To me, this example described in the 538 story is critical (boldface mine):
Nosek’s team invited researchers to take part in a crowdsourcing data analysis project. The setup was simple. Participants were all given the same data set and prompt: Do soccer referees give more red cards to dark-skinned players than light-skinned ones? They were then asked to submit their analytical approach for feedback from other teams before diving into the analysis.
Twenty-nine teams with a total of 61 analysts took part.
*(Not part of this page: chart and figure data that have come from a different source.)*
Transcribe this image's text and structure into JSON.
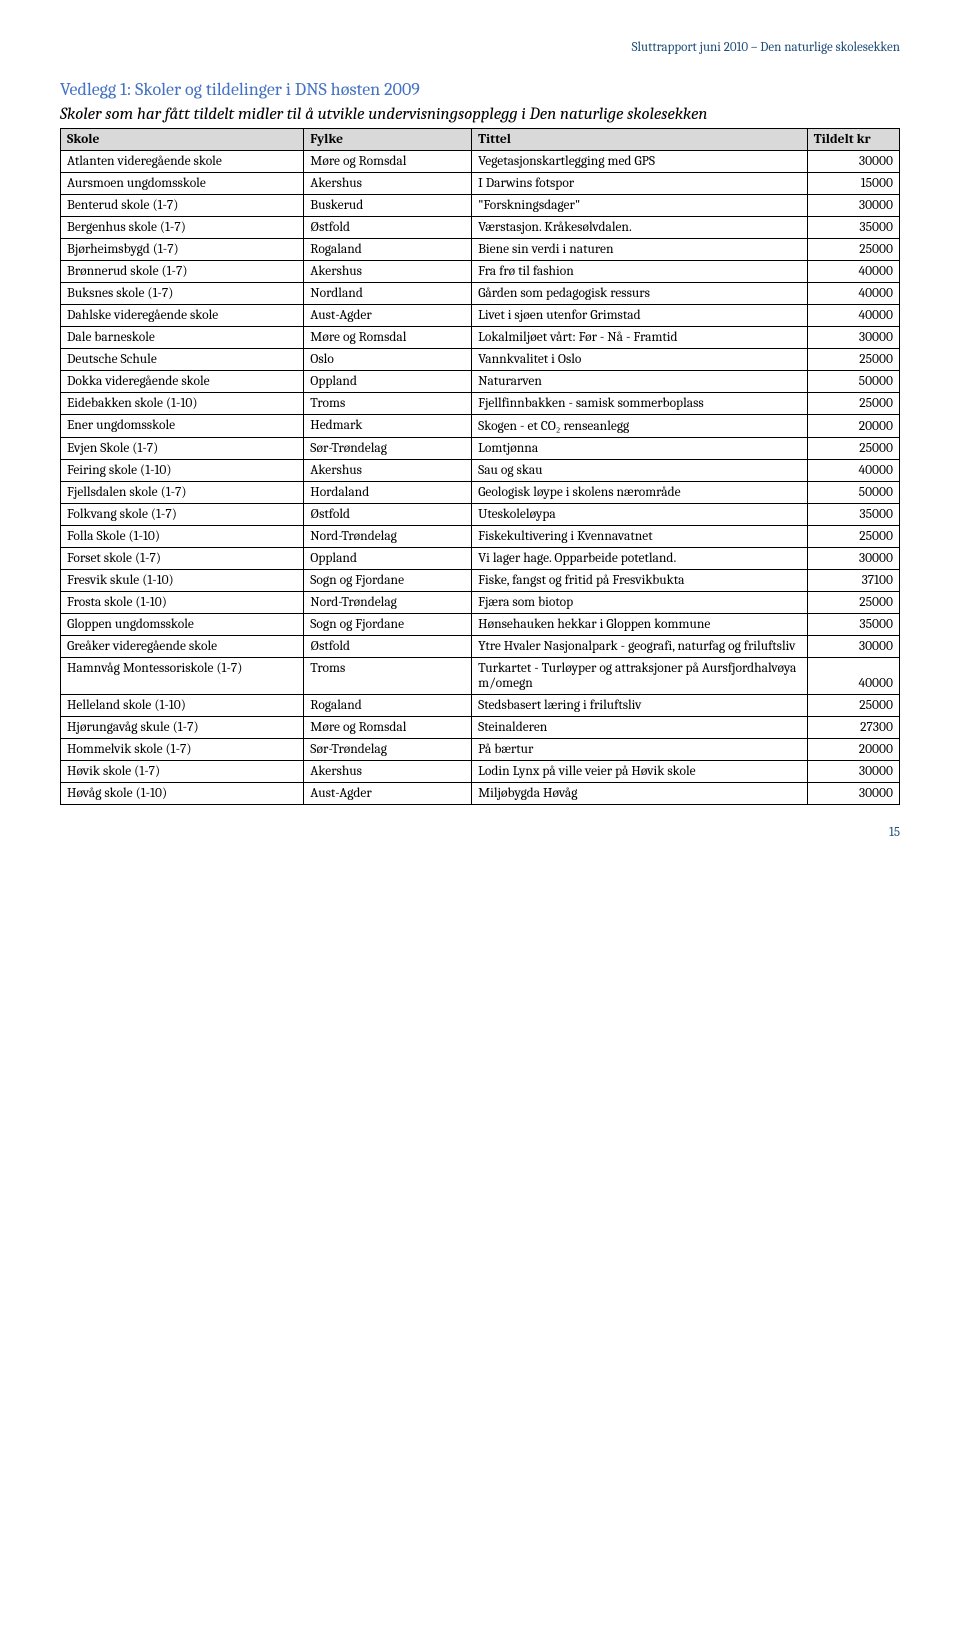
{
  "header": "Sluttrapport juni 2010 – Den naturlige skolesekken",
  "appendix_title": "Vedlegg 1: Skoler og tildelinger i DNS høsten 2009",
  "subtitle": "Skoler som har fått tildelt midler til å utvikle undervisningsopplegg i Den naturlige skolesekken",
  "columns": {
    "c1": "Skole",
    "c2": "Fylke",
    "c3": "Tittel",
    "c4": "Tildelt kr"
  },
  "rows": [
    {
      "skole": "Atlanten videregående skole",
      "fylke": "Møre og Romsdal",
      "tittel": "Vegetasjonskartlegging med GPS",
      "kr": "30000"
    },
    {
      "skole": "Aursmoen ungdomsskole",
      "fylke": "Akershus",
      "tittel": "I Darwins fotspor",
      "kr": "15000"
    },
    {
      "skole": "Benterud skole (1-7)",
      "fylke": "Buskerud",
      "tittel": "\"Forskningsdager\"",
      "kr": "30000"
    },
    {
      "skole": "Bergenhus skole (1-7)",
      "fylke": "Østfold",
      "tittel": "Værstasjon. Kråkesølvdalen.",
      "kr": "35000"
    },
    {
      "skole": "Bjørheimsbygd (1-7)",
      "fylke": "Rogaland",
      "tittel": "Biene sin verdi i naturen",
      "kr": "25000"
    },
    {
      "skole": "Brønnerud skole (1-7)",
      "fylke": "Akershus",
      "tittel": "Fra frø til fashion",
      "kr": "40000"
    },
    {
      "skole": "Buksnes skole (1-7)",
      "fylke": "Nordland",
      "tittel": "Gården som pedagogisk ressurs",
      "kr": "40000"
    },
    {
      "skole": "Dahlske videregående skole",
      "fylke": "Aust-Agder",
      "tittel": "Livet i sjøen utenfor Grimstad",
      "kr": "40000"
    },
    {
      "skole": "Dale barneskole",
      "fylke": "Møre og Romsdal",
      "tittel": "Lokalmiljøet vårt: Før - Nå - Framtid",
      "kr": "30000"
    },
    {
      "skole": "Deutsche Schule",
      "fylke": "Oslo",
      "tittel": "Vannkvalitet i Oslo",
      "kr": "25000"
    },
    {
      "skole": "Dokka videregående skole",
      "fylke": "Oppland",
      "tittel": "Naturarven",
      "kr": "50000"
    },
    {
      "skole": "Eidebakken skole (1-10)",
      "fylke": "Troms",
      "tittel": "Fjellfinnbakken - samisk sommerboplass",
      "kr": "25000"
    },
    {
      "skole": "Ener ungdomsskole",
      "fylke": "Hedmark",
      "tittel": "Skogen - et CO₂ renseanlegg",
      "kr": "20000"
    },
    {
      "skole": "Evjen Skole (1-7)",
      "fylke": "Sør-Trøndelag",
      "tittel": "Lomtjønna",
      "kr": "25000"
    },
    {
      "skole": "Feiring skole (1-10)",
      "fylke": "Akershus",
      "tittel": "Sau og skau",
      "kr": "40000"
    },
    {
      "skole": "Fjellsdalen skole (1-7)",
      "fylke": "Hordaland",
      "tittel": "Geologisk løype i skolens nærområde",
      "kr": "50000"
    },
    {
      "skole": "Folkvang skole (1-7)",
      "fylke": "Østfold",
      "tittel": "Uteskoleløypa",
      "kr": "35000"
    },
    {
      "skole": "Folla Skole (1-10)",
      "fylke": "Nord-Trøndelag",
      "tittel": "Fiskekultivering i Kvennavatnet",
      "kr": "25000"
    },
    {
      "skole": "Forset skole (1-7)",
      "fylke": "Oppland",
      "tittel": "Vi lager hage. Opparbeide potetland.",
      "kr": "30000"
    },
    {
      "skole": "Fresvik skule (1-10)",
      "fylke": "Sogn og Fjordane",
      "tittel": "Fiske, fangst og fritid på Fresvikbukta",
      "kr": "37100"
    },
    {
      "skole": "Frosta skole (1-10)",
      "fylke": "Nord-Trøndelag",
      "tittel": "Fjæra som biotop",
      "kr": "25000"
    },
    {
      "skole": "Gloppen ungdomsskole",
      "fylke": "Sogn og Fjordane",
      "tittel": "Hønsehauken hekkar i Gloppen kommune",
      "kr": "35000"
    },
    {
      "skole": "Greåker videregående skole",
      "fylke": "Østfold",
      "tittel": "Ytre Hvaler Nasjonalpark - geografi, naturfag og friluftsliv",
      "kr": "30000"
    },
    {
      "skole": "Hamnvåg Montessoriskole (1-7)",
      "fylke": "Troms",
      "tittel": "Turkartet - Turløyper og attraksjoner på Aursfjordhalvøya m/omegn",
      "kr": "40000"
    },
    {
      "skole": "Helleland skole (1-10)",
      "fylke": "Rogaland",
      "tittel": "Stedsbasert læring i friluftsliv",
      "kr": "25000"
    },
    {
      "skole": "Hjørungavåg skule (1-7)",
      "fylke": "Møre og Romsdal",
      "tittel": "Steinalderen",
      "kr": "27300"
    },
    {
      "skole": "Hommelvik skole (1-7)",
      "fylke": "Sør-Trøndelag",
      "tittel": "På bærtur",
      "kr": "20000"
    },
    {
      "skole": "Høvik skole (1-7)",
      "fylke": "Akershus",
      "tittel": "Lodin Lynx på ville veier på Høvik skole",
      "kr": "30000"
    },
    {
      "skole": "Høvåg skole (1-10)",
      "fylke": "Aust-Agder",
      "tittel": "Miljøbygda Høvåg",
      "kr": "30000"
    }
  ],
  "page_number": "15",
  "style": {
    "title_color": "#4472c4",
    "header_text_color": "#1f4e79",
    "th_bg": "#d9d9d9",
    "border_color": "#000000",
    "body_bg": "#ffffff",
    "font_family": "Cambria, Georgia, serif"
  }
}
The researchers used a wide variety of methods, ranging — for those of you interested in the methodological gore — from simple linear regression techniques to complex multilevel regressions and Bayesian approaches. They also made different decisionsabout which secondary variables to use in their analyses.
Despite analyzing the same data, the researchers got a variety of results. Twenty teams concluded that soccer referees gave more red cards to dark-skinned players, and nine teams found no significant relationship between skin color and red cards.
The variability in results wasn’t due to fraud or sloppy work. These were highly competent analysts who were motivated to find the truth, said Eric Luis Uhlmann, a psychologist at the Insead business school in Singapore and one of the project leaders. Even the most skilled researchers must make subjective choices that have a huge impact on the result they find.
And of course, this kind of study doesn’t even take into account experimental methods (e.g., lab technique, experimental lines, engineering capabilities), which can be very difficult. Think of it this way: how many statisticians would you trust to do brain surgery? Some experiments are very hard to conduct and/or measure.
For me, the real story in the 538 article is that much of the variability occurs before you run any statistical analyses. That’s why science, as the article puts, is really fucking hard.